Le ministre de l'Immigration, Éric Besson, a annoncé, mercredi, son intention de démanteler la "jungle" de Calais, où des candidats à l'immigration vers la Grande-Bretagne ont trouvé refuge. Reportage auprès des migrants.
Faire évacuer le campement de sans-papiers au nord-est de Calais, surnommé la "jungle" par les migrants, "avant la fin de la semaine prochaine" : l’annonce du ministre français de l’Immigration, Eric Besson, mercredi soir, a suscité nombre de débats dans le monde associatif de l’Hexagone. L’objectif du gouvernement est de "casser le principal outil de travail des filières clandestines dans la région", selon les mots du ministre. Cette annonce "signifie simplement tenter de rendre invisible un problème qui perdurera, se renouvellera et se déplacera", réplique le collectif Coordination française pour le droit d’asile (CFDA) dans un communiqué publié jeudi soir.
Depuis la fermeture du hangar de Sangatte, en 2002, par le ministre de l’Intérieur de l’époque, Nicolas Sarkozy, des centaines de migrants ont établi un campement de fortune dans cet espace sablonneux situé aux abords de la zone industrielle de Calais.
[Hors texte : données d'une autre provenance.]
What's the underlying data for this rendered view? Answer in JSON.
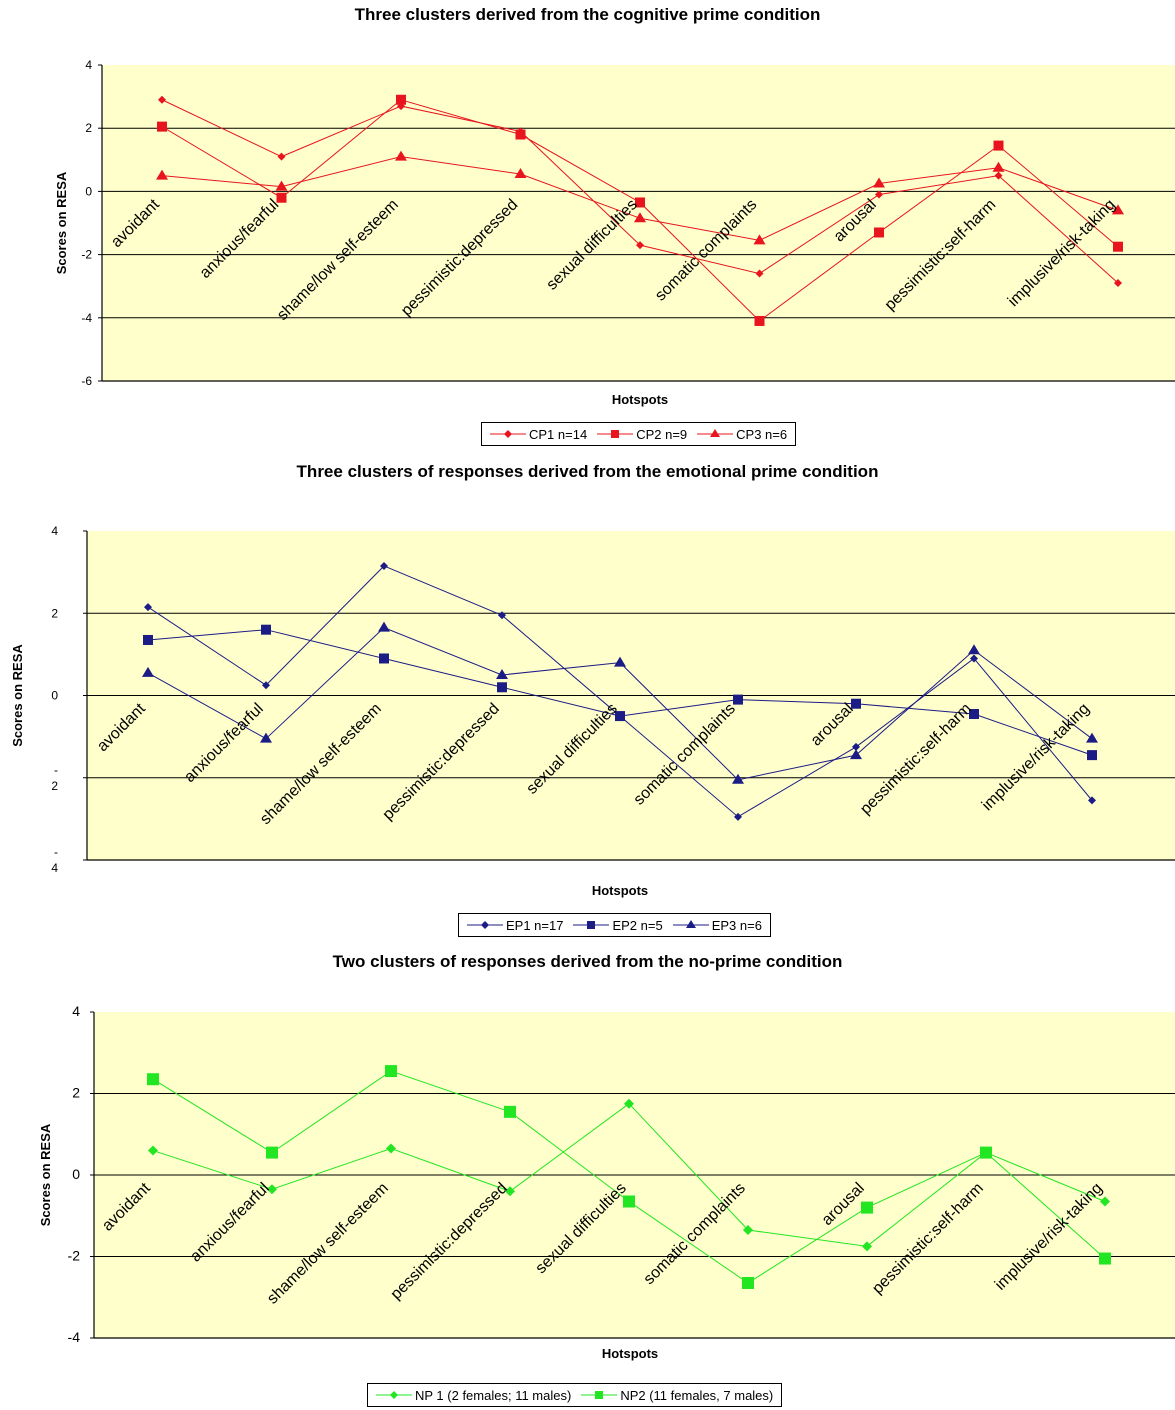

La décision gouvernementale se justifie, explique la maire UMP de Calais, Natacha Bouchart, par la multiplication, ces dernières semaines, d’"agressions graves". "Ce que je souhaite c'est qu'à travers ce plan, les passeurs et les migrants soient bien informés que Calais n'est plus une zone de non-droit et qu'ils ne peuvent plus faire ce qu'ils veulent comme ils le veulent", a déclaré l’édile à l’AFP.
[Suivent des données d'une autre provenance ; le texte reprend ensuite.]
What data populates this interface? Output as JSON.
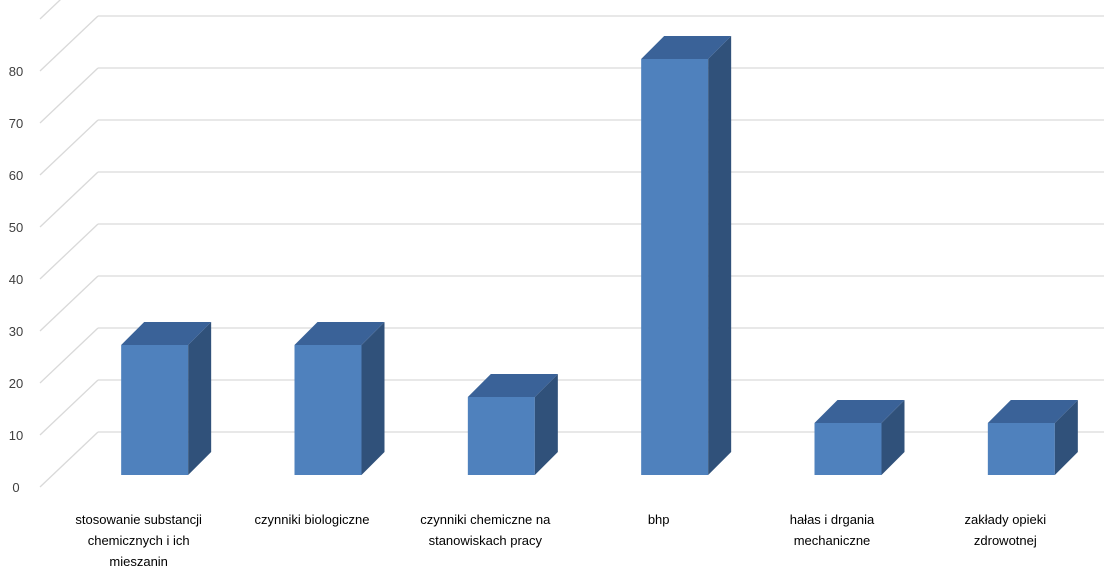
{
  "chart_data": {
    "type": "bar",
    "style": "3d-column",
    "title": "",
    "xlabel": "",
    "ylabel": "",
    "categories": [
      [
        "stosowanie substancji",
        "chemicznych i ich",
        "mieszanin"
      ],
      [
        "czynniki biologiczne"
      ],
      [
        "czynniki chemiczne na",
        "stanowiskach pracy"
      ],
      [
        "bhp"
      ],
      [
        "hałas i drgania",
        "mechaniczne"
      ],
      [
        "zakłady opieki",
        "zdrowotnej"
      ]
    ],
    "values": [
      25,
      25,
      15,
      80,
      10,
      10
    ],
    "ylim": [
      0,
      90
    ],
    "yticks": [
      0,
      10,
      20,
      30,
      40,
      50,
      60,
      70,
      80
    ],
    "grid": true,
    "legend": "none",
    "colors": {
      "front": "#4f81bd",
      "side": "#30517a",
      "top": "#3a6298",
      "grid": "#d9d9d9"
    }
  }
}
"Ces migrants ne sont pas des délinquants"
"Bien sûr, les migrants sont victimes de violences, parfois entre eux, parfois de la part de passeurs, parfois de la police. Mais ils n’exercent pas de violences vis-à-vis de la population de Calais. Ce n’est pas notre observation", réplique sur FRANCE 24 Patrick Delouvin, responsable de la section France d’Amnesty International et membre de la CFDA. "On marche sur la tête", renchérit Philippe Lioret, réalisateur du film "Welcome" qui met en scène un jeune Kurde cherchant à traverser la Manche à la nage depuis Calais. "Ces migrants ne sont pas des délinquants."
Le ministère de l’Immigration met en avant la diminution du nombre de migrants présents dans la "jungle", de 800, il y a quelque mois, à environ 300 aujourd'hui, pour justifier son geste. Des chiffres que contestent plusieurs observateurs sur le terrain. "Ils étaient entre 500 et 700 à Calais en 2002, ils sont entre 500 et 700 aujourd’hui", indique Philippe Lioret. Au total, près 2000 personnes, ressortissants de dizaines de pays - Afghanistan, Erythrée, Somalie, Soudan, Iran, Nigéria ou Irak - sont recensées dans l’ensemble de la région de Calais.
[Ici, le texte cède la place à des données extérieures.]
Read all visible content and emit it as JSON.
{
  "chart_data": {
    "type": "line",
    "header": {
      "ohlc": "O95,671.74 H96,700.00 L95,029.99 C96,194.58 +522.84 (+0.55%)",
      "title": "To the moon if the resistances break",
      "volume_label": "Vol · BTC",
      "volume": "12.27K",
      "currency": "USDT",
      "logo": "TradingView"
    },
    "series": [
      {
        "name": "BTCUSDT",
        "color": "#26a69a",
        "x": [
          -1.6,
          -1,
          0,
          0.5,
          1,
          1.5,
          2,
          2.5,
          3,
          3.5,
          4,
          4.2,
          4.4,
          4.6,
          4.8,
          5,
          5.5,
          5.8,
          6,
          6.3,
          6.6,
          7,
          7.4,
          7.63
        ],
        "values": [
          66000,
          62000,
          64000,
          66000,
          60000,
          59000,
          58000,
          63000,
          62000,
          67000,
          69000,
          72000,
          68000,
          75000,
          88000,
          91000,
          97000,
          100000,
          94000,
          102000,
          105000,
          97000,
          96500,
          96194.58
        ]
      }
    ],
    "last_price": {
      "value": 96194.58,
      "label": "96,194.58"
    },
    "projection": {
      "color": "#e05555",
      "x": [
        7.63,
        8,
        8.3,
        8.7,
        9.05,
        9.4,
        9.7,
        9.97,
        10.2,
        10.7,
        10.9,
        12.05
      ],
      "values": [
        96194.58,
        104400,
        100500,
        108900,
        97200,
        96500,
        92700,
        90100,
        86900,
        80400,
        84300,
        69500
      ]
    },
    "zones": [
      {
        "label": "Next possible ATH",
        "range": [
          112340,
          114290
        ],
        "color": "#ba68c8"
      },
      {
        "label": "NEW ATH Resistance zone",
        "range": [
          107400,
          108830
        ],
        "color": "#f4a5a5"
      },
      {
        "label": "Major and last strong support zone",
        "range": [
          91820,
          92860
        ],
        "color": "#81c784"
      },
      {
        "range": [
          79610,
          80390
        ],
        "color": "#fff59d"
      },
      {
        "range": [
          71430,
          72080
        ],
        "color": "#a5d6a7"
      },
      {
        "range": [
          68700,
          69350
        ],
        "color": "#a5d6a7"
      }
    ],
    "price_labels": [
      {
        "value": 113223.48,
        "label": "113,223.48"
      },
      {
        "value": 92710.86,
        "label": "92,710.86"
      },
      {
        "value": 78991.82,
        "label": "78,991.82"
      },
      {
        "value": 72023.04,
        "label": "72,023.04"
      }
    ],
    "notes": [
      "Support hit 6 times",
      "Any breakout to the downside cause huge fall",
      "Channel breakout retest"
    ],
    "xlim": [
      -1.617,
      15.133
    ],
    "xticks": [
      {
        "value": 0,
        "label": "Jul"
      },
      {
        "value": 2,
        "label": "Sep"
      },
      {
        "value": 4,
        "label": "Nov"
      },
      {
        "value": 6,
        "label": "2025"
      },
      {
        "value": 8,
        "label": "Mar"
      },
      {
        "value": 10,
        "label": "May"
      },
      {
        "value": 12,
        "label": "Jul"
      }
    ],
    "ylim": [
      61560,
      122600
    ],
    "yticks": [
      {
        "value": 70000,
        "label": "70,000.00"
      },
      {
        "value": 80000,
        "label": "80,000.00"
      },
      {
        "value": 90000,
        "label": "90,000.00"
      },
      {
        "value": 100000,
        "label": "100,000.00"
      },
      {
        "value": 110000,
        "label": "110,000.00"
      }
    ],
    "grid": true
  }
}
L’annonce d’Eric Besson a en revanche reçu un écho favorable au Royaume-Uni. "Le ministère britannique de l’Intérieur se félicite de la décision des autorités françaises", rapporte Bénédicte Paviot, correspondante de FRANCE 24 à Londres. "Les autorités britanniques pensent qu’il est important de mettre fin au trafic illégal d’êtres humains, de ne pas laisser penser qu’ils peuvent avoir une vie meilleure en Grande-Bretagne."